Ezra wouldn't make that mistake again. Clayton was probably destined for Flagstaff, or maybe even Salt Lake City. In the meantime, Prophet Shupe would pocket yet another paycheck for the boy's illegal labors.

My promise to save Clayton calmed Darnelle further, so I pressed her again about Ezra's possible role in Celeste's murder. “Did she do anything to anger Ezra? Besides the slow shopping problems?”

“I don't know.”

But Rosella had told me that Celeste had frequently taken her side against the all-powerful Prophet so why would the woman act less rebellious against the less powerful Ezra? When I mentioned my doubts, Darnelle shook her head.

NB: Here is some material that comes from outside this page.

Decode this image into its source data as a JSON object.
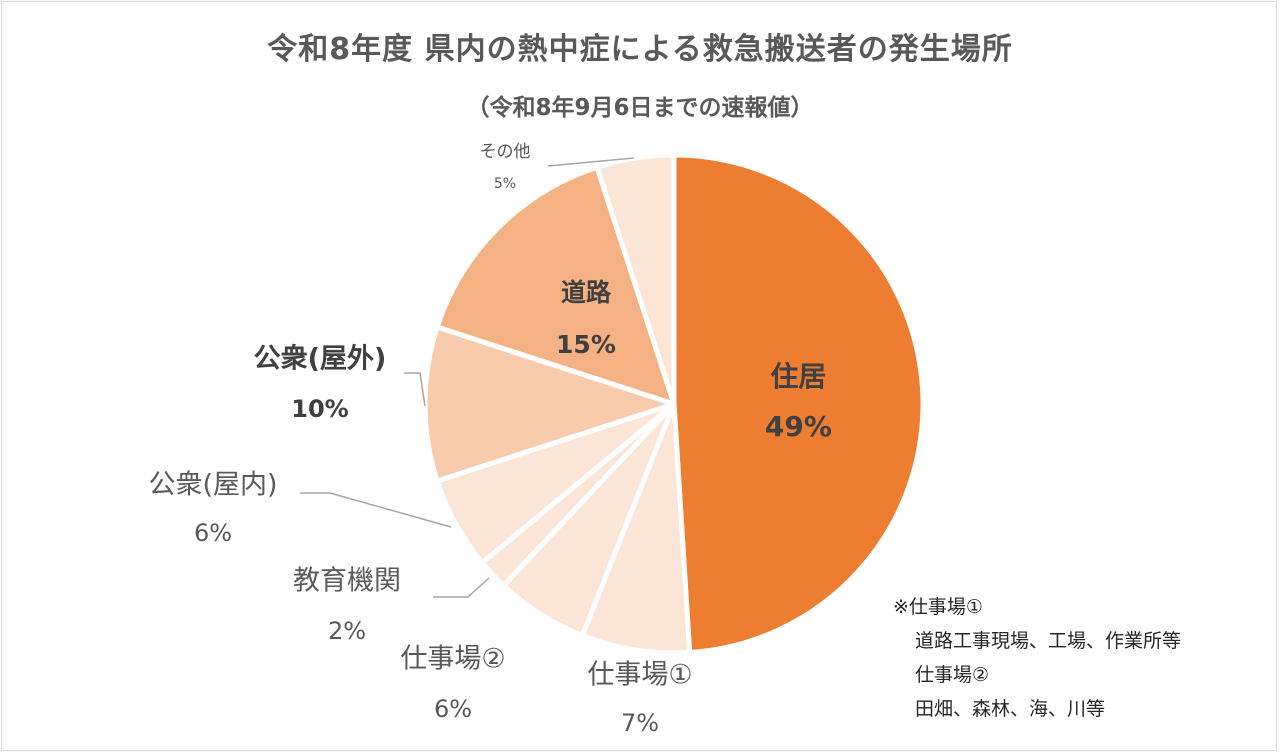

“Celeste always did everything Brother Ezra told her to do. Even that shopping thing, she said she didn't realize how long she was taking, that she'd just got caught up reading all those different labels. And that she was sorry. The only person who stayed mad over it was Opal.”

I wasn't ready yet to narrow the suspects to Opal. “Is it possible something was going on between Celeste and Ezra that you didn't see?”

“Them walls is pretty thin, Miss Jones. If there was a fight, I'd know it. Besides, nobody fights with Brother Ezra. Not if they don't want to get beat up.”

“It didn't have to be an actual fight, just something that might make Ezra lose his temper and maybe hit her harder than he usually did.” According to Rosella, Celeste had been so sympathetic to her sister-wives she'd helped a few escape from Second Zion. A possibility occurred to me. “Did you confide your worries about Clayton to Celeste?”